Mon attention de blogueur a été retenue par le texte de Félicien Marceau (ancien Prix Goncourt, Immortel... et mort pourtant, récemment, dans l'indifférence générale). Il montre bien, je trouve, le lien affectif que nous entretenons avec certains de nos vêtements – au point que ceux-ci finissent par nous ressembler… à moins que ce ne soit l’inverse. Voyez et puis lisez :


felic-marceauN.jpg

"Finalement, dans cette photographie, à part le fond, ce qui occupe le plus de place, c’est le pull-over. Il faut dire qu’il est particulièrement bien photographié : on en voit le grain, on en devine le moelleux. « Je tâte votre habit, l’étoffe en est moelleuse. » J’ai toujours admiré la façon dont, au théâtre, est articulé ce « moelleuse ». Il y passe quelque chose de voluptueusement laineux. Ce pull-over, je l’ai depuis longtemps déjà. Son ampleur l’indique. Les pull-overs maintenant se font plus ajustés. Mais le pull-over est peut-être ce qui ressemble le plus à l’amitié et notamment par ceci, qu’il y faut l’épreuve du temps. Un ami de la veille, un pull-over neuf, il leur manque encore quelque chose. Celui-ci est tabac. D’un tabac assez foncé. Couleur solide, qui évoque le cuir, l’écorce, le bois. C’est d’ailleurs au milieu des bois que j’en ai fait l’emplette, enfin je veux dire dans une boutique sise au rez-de-chaussée d’un hôtel alpestre et solitaire, de grands prés devant, une forêt derrière. Par une association d’idées assez naturelle, chaque fois que je le passe, je revois ces fûts et ces fougères. Bref, il y a du bois dans ce pull-over là. Il est ma maison, mon chalet. Lorsque je le mets, c’est que je veux travailler et que mon âme est sérieuse. Lorsque je le quitte et que je mets ma cravate, il me semble que, du même mouvement que je la noue, j’étrangle ma journée et que je la voue au futile, aux visites, au fla-fla.

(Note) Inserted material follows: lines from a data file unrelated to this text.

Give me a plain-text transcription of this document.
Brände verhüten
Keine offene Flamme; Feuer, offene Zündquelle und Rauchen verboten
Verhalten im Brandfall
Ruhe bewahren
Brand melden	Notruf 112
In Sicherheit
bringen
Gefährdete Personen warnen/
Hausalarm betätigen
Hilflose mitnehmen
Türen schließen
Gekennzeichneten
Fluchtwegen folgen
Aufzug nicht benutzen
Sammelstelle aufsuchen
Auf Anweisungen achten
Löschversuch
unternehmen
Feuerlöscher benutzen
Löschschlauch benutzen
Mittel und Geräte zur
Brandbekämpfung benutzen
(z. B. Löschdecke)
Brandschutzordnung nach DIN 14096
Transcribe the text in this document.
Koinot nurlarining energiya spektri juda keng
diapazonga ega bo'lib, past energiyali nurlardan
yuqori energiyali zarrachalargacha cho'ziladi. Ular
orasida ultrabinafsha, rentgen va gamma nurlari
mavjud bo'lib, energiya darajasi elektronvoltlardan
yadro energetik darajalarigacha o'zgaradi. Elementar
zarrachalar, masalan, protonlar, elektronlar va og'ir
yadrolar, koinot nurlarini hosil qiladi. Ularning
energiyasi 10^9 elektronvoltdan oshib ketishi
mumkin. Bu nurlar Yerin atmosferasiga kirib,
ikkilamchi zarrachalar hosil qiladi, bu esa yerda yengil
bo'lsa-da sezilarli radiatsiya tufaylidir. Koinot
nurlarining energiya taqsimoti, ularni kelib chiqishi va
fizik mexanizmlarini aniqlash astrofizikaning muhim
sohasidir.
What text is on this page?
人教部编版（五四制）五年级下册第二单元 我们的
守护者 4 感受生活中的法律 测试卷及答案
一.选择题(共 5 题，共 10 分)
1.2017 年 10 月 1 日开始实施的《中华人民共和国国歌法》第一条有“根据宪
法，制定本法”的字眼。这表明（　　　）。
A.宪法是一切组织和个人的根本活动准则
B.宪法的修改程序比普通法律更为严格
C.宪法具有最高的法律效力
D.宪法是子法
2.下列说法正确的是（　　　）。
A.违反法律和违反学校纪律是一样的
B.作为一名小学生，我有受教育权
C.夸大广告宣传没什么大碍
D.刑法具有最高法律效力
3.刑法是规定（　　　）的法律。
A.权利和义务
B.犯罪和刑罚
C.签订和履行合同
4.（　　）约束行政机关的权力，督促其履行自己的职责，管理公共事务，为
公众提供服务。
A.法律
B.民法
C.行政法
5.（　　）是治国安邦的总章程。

Par quoi l’on voit qu’en parlant de ce pull-over, j’en ai probablement plus livré sur moi qu’en commentant ma lippe ou mon arcade sourcilière."

Pour l’anecdote, je vous livre cet autre portrait qui illustre à quel point l’obsession de la mode peut se révéler dévastatrice. La qualité des étoffes et des coupes n'est pas en cause – mais quel goût, mon Dieu, quel goût !


roger peyrefitte


La photo représente Roger Peyrefitte.

… Roger Peyrefitte ? Le scandale le rendit très célèbre. Et puis, à son tintamarre, succéda le silence de l’oubli.